The most commonly asked question over the last week is "Why are my soybeans yellow? They looked fine the week before". The first part of the answer to this question is quite simple. Up until the soybean plant starts to initiate tri-foliates, it uses the reserves of the cotyledons for energy to supplement its needs. Now those cotyledons are dried up, as in the picture below, and the plant has to get all its nutrition from it's root system. The roots aren't quite ready to take the full load, so the plant turns yellow.

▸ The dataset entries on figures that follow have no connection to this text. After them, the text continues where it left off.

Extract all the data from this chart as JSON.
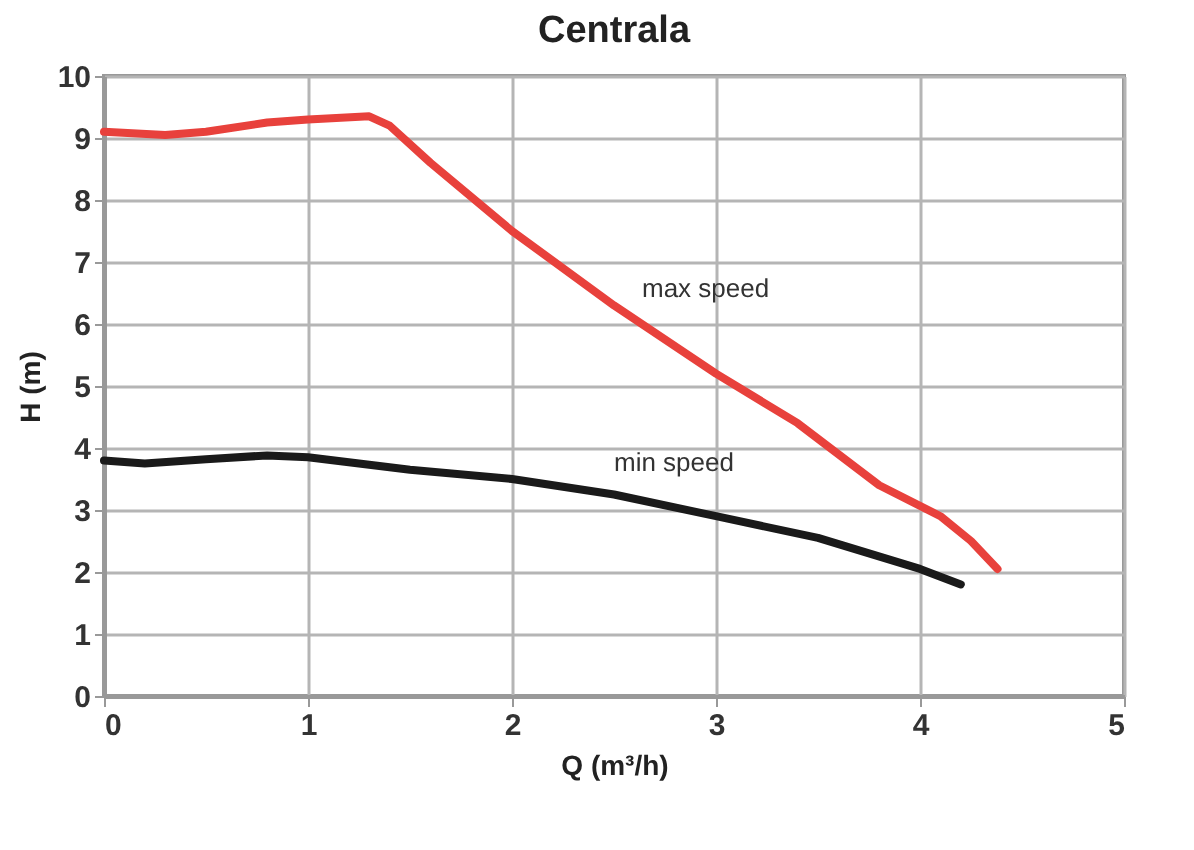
{
  "chart_data": {
    "type": "line",
    "title": "Centrala",
    "xlabel": "Q (m³/h)",
    "ylabel": "H (m)",
    "xlim": [
      0,
      5
    ],
    "xticks": [
      0,
      1,
      2,
      3,
      4,
      5
    ],
    "ylim": [
      0,
      10
    ],
    "yticks": [
      0,
      1,
      2,
      3,
      4,
      5,
      6,
      7,
      8,
      9,
      10
    ],
    "grid": true,
    "legend": false,
    "marker": "none",
    "line_style": "solid",
    "series": [
      {
        "name": "max speed",
        "color": "#e8413c",
        "x": [
          0,
          0.3,
          0.5,
          0.8,
          1.0,
          1.3,
          1.4,
          1.6,
          2.0,
          2.5,
          3.0,
          3.4,
          3.8,
          4.1,
          4.25,
          4.38
        ],
        "values": [
          9.1,
          9.05,
          9.1,
          9.25,
          9.3,
          9.35,
          9.2,
          8.6,
          7.5,
          6.3,
          5.2,
          4.4,
          3.4,
          2.9,
          2.5,
          2.05
        ]
      },
      {
        "name": "min speed",
        "color": "#1a1a1a",
        "x": [
          0,
          0.2,
          0.5,
          0.8,
          1.0,
          1.5,
          2.0,
          2.5,
          3.0,
          3.5,
          4.0,
          4.2
        ],
        "values": [
          3.8,
          3.75,
          3.82,
          3.88,
          3.85,
          3.65,
          3.5,
          3.25,
          2.9,
          2.55,
          2.05,
          1.8
        ]
      }
    ]
  }
}
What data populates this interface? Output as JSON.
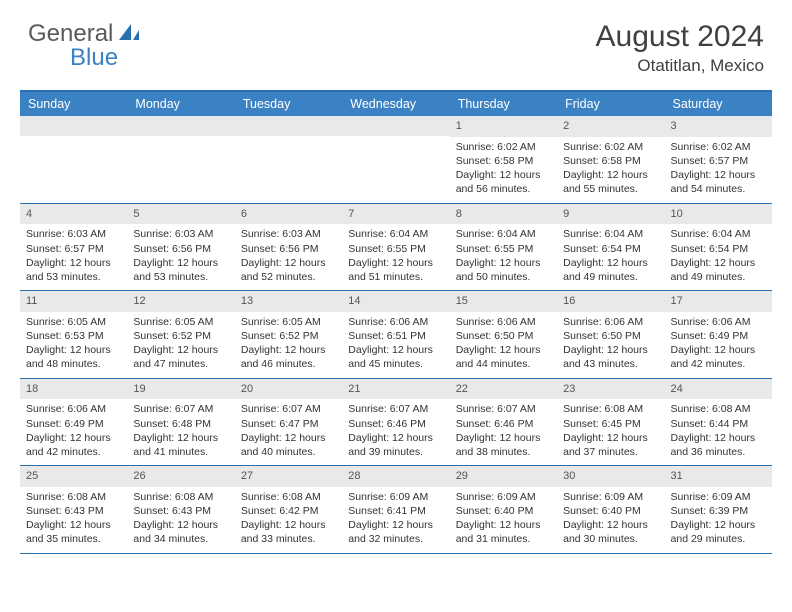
{
  "logo": {
    "text_general": "General",
    "text_blue": "Blue",
    "icon_color": "#2a6fb0"
  },
  "title": "August 2024",
  "location": "Otatitlan, Mexico",
  "colors": {
    "header_bg": "#3b82c4",
    "border": "#2a6fb0",
    "daynum_bg": "#e9e9e9",
    "text": "#333333",
    "title_text": "#404040"
  },
  "weekdays": [
    "Sunday",
    "Monday",
    "Tuesday",
    "Wednesday",
    "Thursday",
    "Friday",
    "Saturday"
  ],
  "weeks": [
    [
      null,
      null,
      null,
      null,
      {
        "n": "1",
        "sunrise": "6:02 AM",
        "sunset": "6:58 PM",
        "daylight": "12 hours and 56 minutes."
      },
      {
        "n": "2",
        "sunrise": "6:02 AM",
        "sunset": "6:58 PM",
        "daylight": "12 hours and 55 minutes."
      },
      {
        "n": "3",
        "sunrise": "6:02 AM",
        "sunset": "6:57 PM",
        "daylight": "12 hours and 54 minutes."
      }
    ],
    [
      {
        "n": "4",
        "sunrise": "6:03 AM",
        "sunset": "6:57 PM",
        "daylight": "12 hours and 53 minutes."
      },
      {
        "n": "5",
        "sunrise": "6:03 AM",
        "sunset": "6:56 PM",
        "daylight": "12 hours and 53 minutes."
      },
      {
        "n": "6",
        "sunrise": "6:03 AM",
        "sunset": "6:56 PM",
        "daylight": "12 hours and 52 minutes."
      },
      {
        "n": "7",
        "sunrise": "6:04 AM",
        "sunset": "6:55 PM",
        "daylight": "12 hours and 51 minutes."
      },
      {
        "n": "8",
        "sunrise": "6:04 AM",
        "sunset": "6:55 PM",
        "daylight": "12 hours and 50 minutes."
      },
      {
        "n": "9",
        "sunrise": "6:04 AM",
        "sunset": "6:54 PM",
        "daylight": "12 hours and 49 minutes."
      },
      {
        "n": "10",
        "sunrise": "6:04 AM",
        "sunset": "6:54 PM",
        "daylight": "12 hours and 49 minutes."
      }
    ],
    [
      {
        "n": "11",
        "sunrise": "6:05 AM",
        "sunset": "6:53 PM",
        "daylight": "12 hours and 48 minutes."
      },
      {
        "n": "12",
        "sunrise": "6:05 AM",
        "sunset": "6:52 PM",
        "daylight": "12 hours and 47 minutes."
      },
      {
        "n": "13",
        "sunrise": "6:05 AM",
        "sunset": "6:52 PM",
        "daylight": "12 hours and 46 minutes."
      },
      {
        "n": "14",
        "sunrise": "6:06 AM",
        "sunset": "6:51 PM",
        "daylight": "12 hours and 45 minutes."
      },
      {
        "n": "15",
        "sunrise": "6:06 AM",
        "sunset": "6:50 PM",
        "daylight": "12 hours and 44 minutes."
      },
      {
        "n": "16",
        "sunrise": "6:06 AM",
        "sunset": "6:50 PM",
        "daylight": "12 hours and 43 minutes."
      },
      {
        "n": "17",
        "sunrise": "6:06 AM",
        "sunset": "6:49 PM",
        "daylight": "12 hours and 42 minutes."
      }
    ],
    [
      {
        "n": "18",
        "sunrise": "6:06 AM",
        "sunset": "6:49 PM",
        "daylight": "12 hours and 42 minutes."
      },
      {
        "n": "19",
        "sunrise": "6:07 AM",
        "sunset": "6:48 PM",
        "daylight": "12 hours and 41 minutes."
      },
      {
        "n": "20",
        "sunrise": "6:07 AM",
        "sunset": "6:47 PM",
        "daylight": "12 hours and 40 minutes."
      },
      {
        "n": "21",
        "sunrise": "6:07 AM",
        "sunset": "6:46 PM",
        "daylight": "12 hours and 39 minutes."
      },
      {
        "n": "22",
        "sunrise": "6:07 AM",
        "sunset": "6:46 PM",
        "daylight": "12 hours and 38 minutes."
      },
      {
        "n": "23",
        "sunrise": "6:08 AM",
        "sunset": "6:45 PM",
        "daylight": "12 hours and 37 minutes."
      },
      {
        "n": "24",
        "sunrise": "6:08 AM",
        "sunset": "6:44 PM",
        "daylight": "12 hours and 36 minutes."
      }
    ],
    [
      {
        "n": "25",
        "sunrise": "6:08 AM",
        "sunset": "6:43 PM",
        "daylight": "12 hours and 35 minutes."
      },
      {
        "n": "26",
        "sunrise": "6:08 AM",
        "sunset": "6:43 PM",
        "daylight": "12 hours and 34 minutes."
      },
      {
        "n": "27",
        "sunrise": "6:08 AM",
        "sunset": "6:42 PM",
        "daylight": "12 hours and 33 minutes."
      },
      {
        "n": "28",
        "sunrise": "6:09 AM",
        "sunset": "6:41 PM",
        "daylight": "12 hours and 32 minutes."
      },
      {
        "n": "29",
        "sunrise": "6:09 AM",
        "sunset": "6:40 PM",
        "daylight": "12 hours and 31 minutes."
      },
      {
        "n": "30",
        "sunrise": "6:09 AM",
        "sunset": "6:40 PM",
        "daylight": "12 hours and 30 minutes."
      },
      {
        "n": "31",
        "sunrise": "6:09 AM",
        "sunset": "6:39 PM",
        "daylight": "12 hours and 29 minutes."
      }
    ]
  ],
  "labels": {
    "sunrise": "Sunrise:",
    "sunset": "Sunset:",
    "daylight": "Daylight:"
  }
}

This yellow condition should only last a few days and if your beans turn dark in a week, there usually is not a big yield impact. Some people would argue that this stress of losing the cotyledons is necessary for the rhozobia bacteria to start colonizing the roots and making nitrogen.
The second part of the answer to why beans turn yellow is more complicated. Look closely at the picture below of a stand of soybeans planted the same day, same drill and same variety.
The left side of the picture is wheat stubble, fall chiseled, spring cultivated. The right side is corn stubble, no fall tillage, 2 passes with a Salford RTS during the last week of April. Why no yellow beans in the wheat stubble? Their cotyledons have dried up the same as the beans in the corn stubble. The picture below is of two plants taken from this field. The plant on the left is bigger with one more tri-foliate. The nodulation on each plant is about the same. Why the growth difference?
If we had to put it down to one thing it would be soil temperature. The soil on the left is warmer because it has less residue covering the surface. A 170 bushel corn crop leaves a lot of residue and keeps soils in place through the winter. But it also keeps soil from warming in the spring. The extra tillage following wheat also leaves more air in the soil, which helps it warm quicker. Will this have a yield impact? We do know it won't be as great a difference as you may think, but we will let you know.